13 May 2011

Dread at the CFA


Last week the CFA institute held its annual gathering in Edinburgh (see above) to discuss the future of investment. The CFA is a global organization of investment professionals that bestows credentials and disseminates analysis through the world of investors and investing firms. It's kind of like the global bar association for financial analysts, and it's surprising that there aren't more cooky conspiracy theories about it.

I haven't dug into what happened at the conference yet, but it looks pretty grim. I'll try to see what I can but I wanted to post the Financial Times's video, which gives a gloss on the mood. In short: we're screwed. But the reasons why warrant further analysis:



One of the most interesting comments is regarding the possible changing relationship between monetary policy and emerging markets. Code for US-China economic relations. The claim is that emerging markets have been making their policy based on the US Fed to ensure stable exports to the US. Whereas the US controls inflation through interest rates at the Fed (which in turn control bank lending and thus access to capital), China has controlled inflation through their interest rates but also through artificially devaluing their currency, pegging it to the US dollar. In order to do this it has needed to buy US Treasury bonds and thus has supported the growing US debt in such a way as to keep neoliberal American hegemony alive.

But the crisis has put pressure on this approach. A shock to commodity prices has come as investors bail out of currencies and bonds over fears of sovereign debt. This impacts Western economies but it impacts emerging economies all the more because of two things. First staple commodities, basic food and fuel, are a much greater part of overall consumption. This means that increases in staple commodity prices get passed on to consumer prices much faster.
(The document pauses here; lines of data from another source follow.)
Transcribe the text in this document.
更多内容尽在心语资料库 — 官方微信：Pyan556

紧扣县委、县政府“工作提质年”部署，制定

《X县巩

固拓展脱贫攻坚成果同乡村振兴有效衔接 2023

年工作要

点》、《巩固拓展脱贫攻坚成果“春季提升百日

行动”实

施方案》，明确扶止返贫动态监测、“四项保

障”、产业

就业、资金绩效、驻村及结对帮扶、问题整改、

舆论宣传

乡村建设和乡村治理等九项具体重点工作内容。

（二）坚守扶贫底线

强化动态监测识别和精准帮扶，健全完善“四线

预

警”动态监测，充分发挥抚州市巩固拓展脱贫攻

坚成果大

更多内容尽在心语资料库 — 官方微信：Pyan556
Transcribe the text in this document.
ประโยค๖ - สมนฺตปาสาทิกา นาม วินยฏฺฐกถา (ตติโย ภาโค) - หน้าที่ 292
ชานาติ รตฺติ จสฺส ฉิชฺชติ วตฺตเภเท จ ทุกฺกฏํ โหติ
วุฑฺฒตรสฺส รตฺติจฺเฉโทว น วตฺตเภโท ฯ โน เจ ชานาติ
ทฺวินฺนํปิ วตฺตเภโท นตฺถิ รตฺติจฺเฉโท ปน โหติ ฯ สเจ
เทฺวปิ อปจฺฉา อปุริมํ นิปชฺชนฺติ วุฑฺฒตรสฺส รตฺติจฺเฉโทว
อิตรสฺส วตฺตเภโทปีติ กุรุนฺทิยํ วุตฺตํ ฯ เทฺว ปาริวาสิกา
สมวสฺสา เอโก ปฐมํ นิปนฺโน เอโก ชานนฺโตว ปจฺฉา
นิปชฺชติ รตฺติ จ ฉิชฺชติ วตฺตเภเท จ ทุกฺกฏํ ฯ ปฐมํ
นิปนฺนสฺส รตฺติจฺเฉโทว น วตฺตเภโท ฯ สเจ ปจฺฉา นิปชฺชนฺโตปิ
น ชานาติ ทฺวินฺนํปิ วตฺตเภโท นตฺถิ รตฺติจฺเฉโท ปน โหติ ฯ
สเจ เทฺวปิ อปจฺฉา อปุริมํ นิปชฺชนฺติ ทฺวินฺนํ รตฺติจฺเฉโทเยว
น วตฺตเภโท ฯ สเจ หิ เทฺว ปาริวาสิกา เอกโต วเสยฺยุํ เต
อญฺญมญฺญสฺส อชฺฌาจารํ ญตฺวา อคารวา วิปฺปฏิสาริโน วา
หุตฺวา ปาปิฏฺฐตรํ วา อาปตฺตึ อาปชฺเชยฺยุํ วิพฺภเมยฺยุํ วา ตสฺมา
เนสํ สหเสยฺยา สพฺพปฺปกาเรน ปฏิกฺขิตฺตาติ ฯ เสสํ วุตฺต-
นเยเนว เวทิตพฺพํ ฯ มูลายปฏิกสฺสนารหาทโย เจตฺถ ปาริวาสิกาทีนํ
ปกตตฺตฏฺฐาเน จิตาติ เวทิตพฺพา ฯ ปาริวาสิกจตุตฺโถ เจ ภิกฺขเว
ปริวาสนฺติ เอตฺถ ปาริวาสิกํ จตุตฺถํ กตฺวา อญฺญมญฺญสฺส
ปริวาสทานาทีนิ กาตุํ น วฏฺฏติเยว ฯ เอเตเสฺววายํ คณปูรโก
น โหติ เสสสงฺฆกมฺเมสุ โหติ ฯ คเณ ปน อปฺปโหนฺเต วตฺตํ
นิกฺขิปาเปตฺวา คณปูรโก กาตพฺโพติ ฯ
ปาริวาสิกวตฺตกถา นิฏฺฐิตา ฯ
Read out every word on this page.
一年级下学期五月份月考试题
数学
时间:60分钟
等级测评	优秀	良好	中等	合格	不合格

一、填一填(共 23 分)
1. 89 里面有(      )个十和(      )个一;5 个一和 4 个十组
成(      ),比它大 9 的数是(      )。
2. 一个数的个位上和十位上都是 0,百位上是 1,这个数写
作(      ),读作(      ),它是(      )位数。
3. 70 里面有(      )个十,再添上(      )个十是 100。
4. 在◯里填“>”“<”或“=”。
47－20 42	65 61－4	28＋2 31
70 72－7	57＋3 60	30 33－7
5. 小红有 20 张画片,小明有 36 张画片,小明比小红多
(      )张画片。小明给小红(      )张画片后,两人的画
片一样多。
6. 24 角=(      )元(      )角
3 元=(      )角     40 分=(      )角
The second reason is that these economies have begun to reach the limits of their seemingly endless labor markets and as a result wages are rising, which in turn allows merchants to raise prices both because labor costs have risen but also because purchasing power is rising. This becomes a positive feedback loop and woosh! Food prices in Brazil go up by 10%.

Emerging economies need to do something about this, or they'll be in a host of trouble. The way they have been doing this seems to have bottomed out, buying US Treasury bonds is not going to stop this cycle. What this means is new ways to control inflation, possible currency valuation. This however would mean the end to China's strategic subservience to the Fed. In fact the Fed seems to have bottomed out itself in its ability to control the economy. Its last ditch effort, Quantitative Easing (effectively arbitrarily raising the money supply) has failed to create lasting effects and was only a band-aid over a wound that will not heal itself.

A transition of monetary leadership on its own does not amount to a structural reconfiguration of capitalism of the kind this crisis calls for. But it surely will not come on its own, and will provide crucial constraints on what the new system looks like. For all its decentralizing effects, neoliberalism ultimately rested on American and Western hegemony. What will an overcoming of neoliberalism be that is either more diffuse or in the hands of openly authoritarian regimes like China or Singapore?

3 comments:

  1. China, yes, but why throw Singapore in right at the end?

    ReplyDelete
  2. I'm going to be honest. I don't know how singapore's economic growth works. To me they are an icon of authoritarian capitalism, so I threw it in as a gesture to that general dynamic, but I don't have a real argument to back it up. Does anyone know more about their situation? Does it break from the trend I'm talking about?

    ReplyDelete
  3. You're absolutely right to highlight the importance of China's purchasing of US debt as a key prop of global neoliberalism up to the crisis (Japan served a similar role and occupied a position nearly as large). We can understand this as another example of issuing debt to paper over the widening gap between purchasing power and total production that I analyzed earlier.

    There have been continuous concerns thruout the crisis that China would stop financing US debt, precipitating a collapse of the dollar and the global economic system as a whole. Thus far, the fear has been unfounded (take a look at this chart). This is yet another example of how the contradictions of neoliberalism have been maintained intact by the response to the crisis, rather than resolved by it.